I first used the miRge3
pipeline to quantify all human miRNAs. I then take the trimmed and collapsed fasta files, expand them, remap the reads against human miRNAs using bowtie1
, take unmapped reads, then finally map my unmapped reads to my exogenous expression constructs. I take the final .bam
file and use featureCounts
to count the exogenous miRNAs. (Side note: I've tried making custom references for miRge3 so I didn't have to do these extra steps and have had 0 luck.)
My plan was to merge the output from featureCounts with the output from miRge3 to create a "master" counts file containing my exogenous miRs and host miRs and let DESeq2 do the size normalization from there.
Is there anything else I should account for?

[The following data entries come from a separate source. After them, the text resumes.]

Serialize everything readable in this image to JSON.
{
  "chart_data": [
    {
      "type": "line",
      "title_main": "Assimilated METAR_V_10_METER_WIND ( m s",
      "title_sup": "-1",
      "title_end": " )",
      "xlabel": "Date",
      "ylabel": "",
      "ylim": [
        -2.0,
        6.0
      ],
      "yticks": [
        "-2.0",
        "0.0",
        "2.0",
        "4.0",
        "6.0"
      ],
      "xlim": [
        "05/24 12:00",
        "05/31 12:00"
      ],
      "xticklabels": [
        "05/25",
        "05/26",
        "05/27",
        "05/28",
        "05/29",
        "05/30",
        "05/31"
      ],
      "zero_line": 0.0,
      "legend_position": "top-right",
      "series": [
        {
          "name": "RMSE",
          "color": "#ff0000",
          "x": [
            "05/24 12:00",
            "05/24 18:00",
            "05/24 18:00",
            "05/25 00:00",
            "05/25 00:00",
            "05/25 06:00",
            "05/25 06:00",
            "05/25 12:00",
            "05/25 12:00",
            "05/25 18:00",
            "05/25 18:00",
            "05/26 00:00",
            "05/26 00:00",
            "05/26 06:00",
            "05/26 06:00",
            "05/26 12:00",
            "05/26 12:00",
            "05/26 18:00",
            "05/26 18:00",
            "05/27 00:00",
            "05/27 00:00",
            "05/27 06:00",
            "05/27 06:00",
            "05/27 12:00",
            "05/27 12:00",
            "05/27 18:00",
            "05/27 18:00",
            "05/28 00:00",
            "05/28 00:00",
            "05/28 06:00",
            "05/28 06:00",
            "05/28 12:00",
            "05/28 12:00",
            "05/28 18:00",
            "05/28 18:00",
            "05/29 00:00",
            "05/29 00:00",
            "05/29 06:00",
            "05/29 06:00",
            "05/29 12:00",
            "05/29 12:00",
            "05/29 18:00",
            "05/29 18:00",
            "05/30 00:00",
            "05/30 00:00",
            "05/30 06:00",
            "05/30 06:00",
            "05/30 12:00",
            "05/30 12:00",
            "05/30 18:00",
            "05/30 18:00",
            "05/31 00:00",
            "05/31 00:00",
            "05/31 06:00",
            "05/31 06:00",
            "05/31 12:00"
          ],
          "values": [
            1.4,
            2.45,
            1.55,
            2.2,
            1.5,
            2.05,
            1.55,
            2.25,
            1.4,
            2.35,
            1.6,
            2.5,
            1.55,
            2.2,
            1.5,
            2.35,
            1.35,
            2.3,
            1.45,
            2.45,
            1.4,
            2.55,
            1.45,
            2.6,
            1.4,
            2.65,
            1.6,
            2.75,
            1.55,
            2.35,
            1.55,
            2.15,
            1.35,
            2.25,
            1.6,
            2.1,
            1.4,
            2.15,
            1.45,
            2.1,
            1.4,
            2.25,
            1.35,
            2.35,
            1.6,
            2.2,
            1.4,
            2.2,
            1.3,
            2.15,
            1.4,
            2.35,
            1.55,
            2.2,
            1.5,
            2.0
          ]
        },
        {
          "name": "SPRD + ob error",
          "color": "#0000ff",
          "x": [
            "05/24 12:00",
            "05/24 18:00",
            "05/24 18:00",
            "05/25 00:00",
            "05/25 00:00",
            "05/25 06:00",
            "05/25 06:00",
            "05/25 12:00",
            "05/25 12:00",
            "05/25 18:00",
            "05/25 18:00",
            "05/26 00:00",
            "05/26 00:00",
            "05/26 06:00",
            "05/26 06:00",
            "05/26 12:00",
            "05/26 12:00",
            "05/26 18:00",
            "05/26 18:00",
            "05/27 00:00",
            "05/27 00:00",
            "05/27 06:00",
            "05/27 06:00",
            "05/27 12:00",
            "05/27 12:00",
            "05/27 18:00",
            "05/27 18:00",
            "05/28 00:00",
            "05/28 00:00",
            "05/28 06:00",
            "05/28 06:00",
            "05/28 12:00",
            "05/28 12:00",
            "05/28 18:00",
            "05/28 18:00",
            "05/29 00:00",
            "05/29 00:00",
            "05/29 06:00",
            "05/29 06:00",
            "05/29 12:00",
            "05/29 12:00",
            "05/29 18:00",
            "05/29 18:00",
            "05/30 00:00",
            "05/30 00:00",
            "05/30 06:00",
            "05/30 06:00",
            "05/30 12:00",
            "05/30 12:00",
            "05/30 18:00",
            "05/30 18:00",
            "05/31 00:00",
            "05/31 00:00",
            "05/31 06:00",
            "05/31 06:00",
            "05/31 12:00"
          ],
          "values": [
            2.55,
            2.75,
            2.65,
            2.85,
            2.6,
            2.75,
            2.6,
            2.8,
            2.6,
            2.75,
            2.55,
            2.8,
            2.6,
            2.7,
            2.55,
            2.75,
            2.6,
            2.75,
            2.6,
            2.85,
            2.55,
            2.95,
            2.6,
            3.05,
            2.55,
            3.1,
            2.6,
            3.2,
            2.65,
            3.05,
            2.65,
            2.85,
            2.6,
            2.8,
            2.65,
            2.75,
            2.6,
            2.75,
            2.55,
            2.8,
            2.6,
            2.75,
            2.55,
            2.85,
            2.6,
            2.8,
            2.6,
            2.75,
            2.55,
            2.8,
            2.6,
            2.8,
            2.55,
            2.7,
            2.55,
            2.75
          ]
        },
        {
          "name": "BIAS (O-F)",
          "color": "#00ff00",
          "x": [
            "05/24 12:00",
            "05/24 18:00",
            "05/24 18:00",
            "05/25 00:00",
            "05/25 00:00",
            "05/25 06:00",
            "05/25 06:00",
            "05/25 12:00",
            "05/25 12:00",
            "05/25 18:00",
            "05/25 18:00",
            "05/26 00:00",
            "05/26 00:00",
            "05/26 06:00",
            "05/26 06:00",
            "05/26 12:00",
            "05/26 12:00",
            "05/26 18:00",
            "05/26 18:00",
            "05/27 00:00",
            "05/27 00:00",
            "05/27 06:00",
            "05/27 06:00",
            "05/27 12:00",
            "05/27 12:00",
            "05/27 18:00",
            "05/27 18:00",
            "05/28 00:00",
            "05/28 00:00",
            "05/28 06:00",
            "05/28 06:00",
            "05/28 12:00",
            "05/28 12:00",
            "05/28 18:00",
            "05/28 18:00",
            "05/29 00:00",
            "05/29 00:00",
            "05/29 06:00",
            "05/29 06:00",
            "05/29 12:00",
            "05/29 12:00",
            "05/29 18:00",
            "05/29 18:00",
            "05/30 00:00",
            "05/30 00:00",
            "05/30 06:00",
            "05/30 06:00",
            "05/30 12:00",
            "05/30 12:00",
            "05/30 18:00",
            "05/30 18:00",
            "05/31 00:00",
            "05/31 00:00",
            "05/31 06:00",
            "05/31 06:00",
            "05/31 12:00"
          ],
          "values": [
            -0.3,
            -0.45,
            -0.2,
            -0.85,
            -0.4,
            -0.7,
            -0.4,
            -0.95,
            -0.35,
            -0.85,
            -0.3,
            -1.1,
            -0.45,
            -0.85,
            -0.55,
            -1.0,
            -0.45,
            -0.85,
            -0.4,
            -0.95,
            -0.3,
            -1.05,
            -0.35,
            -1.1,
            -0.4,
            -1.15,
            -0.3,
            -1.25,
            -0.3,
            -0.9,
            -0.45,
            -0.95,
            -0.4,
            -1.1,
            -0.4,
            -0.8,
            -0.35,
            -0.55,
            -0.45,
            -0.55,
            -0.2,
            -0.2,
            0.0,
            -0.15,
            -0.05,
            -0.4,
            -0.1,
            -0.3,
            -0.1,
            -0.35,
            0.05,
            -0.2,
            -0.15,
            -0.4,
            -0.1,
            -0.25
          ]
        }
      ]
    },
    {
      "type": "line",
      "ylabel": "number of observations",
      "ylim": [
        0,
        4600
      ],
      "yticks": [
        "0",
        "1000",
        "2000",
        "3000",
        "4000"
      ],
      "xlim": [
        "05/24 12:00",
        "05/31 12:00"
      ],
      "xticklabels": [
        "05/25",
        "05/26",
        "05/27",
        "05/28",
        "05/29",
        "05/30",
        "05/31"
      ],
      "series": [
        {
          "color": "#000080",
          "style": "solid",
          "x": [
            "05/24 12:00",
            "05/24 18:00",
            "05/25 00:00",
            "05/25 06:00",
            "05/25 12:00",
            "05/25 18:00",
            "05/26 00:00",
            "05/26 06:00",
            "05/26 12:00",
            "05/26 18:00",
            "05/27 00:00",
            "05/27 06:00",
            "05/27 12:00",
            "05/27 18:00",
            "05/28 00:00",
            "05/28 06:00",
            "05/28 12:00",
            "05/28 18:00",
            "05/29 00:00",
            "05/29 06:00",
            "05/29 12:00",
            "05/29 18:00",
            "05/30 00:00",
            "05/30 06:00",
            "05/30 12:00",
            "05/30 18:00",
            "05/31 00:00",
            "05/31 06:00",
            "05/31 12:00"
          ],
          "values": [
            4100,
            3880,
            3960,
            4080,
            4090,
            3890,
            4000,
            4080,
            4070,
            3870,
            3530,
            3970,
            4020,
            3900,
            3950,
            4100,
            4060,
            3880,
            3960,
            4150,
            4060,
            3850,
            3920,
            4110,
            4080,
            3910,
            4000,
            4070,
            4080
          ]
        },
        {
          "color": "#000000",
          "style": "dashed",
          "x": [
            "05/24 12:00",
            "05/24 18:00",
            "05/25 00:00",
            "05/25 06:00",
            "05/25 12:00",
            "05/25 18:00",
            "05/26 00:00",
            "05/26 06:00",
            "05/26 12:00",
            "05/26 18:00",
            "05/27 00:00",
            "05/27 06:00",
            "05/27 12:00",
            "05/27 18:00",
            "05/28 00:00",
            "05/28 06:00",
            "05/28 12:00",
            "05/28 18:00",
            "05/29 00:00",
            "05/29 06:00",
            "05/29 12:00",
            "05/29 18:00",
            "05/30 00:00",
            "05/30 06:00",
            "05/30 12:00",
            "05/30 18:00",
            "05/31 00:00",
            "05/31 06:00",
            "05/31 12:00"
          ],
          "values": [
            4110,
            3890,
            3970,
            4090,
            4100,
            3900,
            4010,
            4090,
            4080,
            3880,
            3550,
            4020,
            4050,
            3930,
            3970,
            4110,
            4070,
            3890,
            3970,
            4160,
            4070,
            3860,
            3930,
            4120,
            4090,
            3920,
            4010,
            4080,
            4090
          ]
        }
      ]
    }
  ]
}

One idea is to use this first pass object to identify some control miRNAs to estimate size factors from, but beyond that I don't have any ideas.
I think concatenating the counts is ok as long as there is no overlap between the two libraries. That said, I would use the actual library size (e.g. how many reads were sequenced per sample), but it should be around the same as the sum of all your counts per sample (at least the proportions should).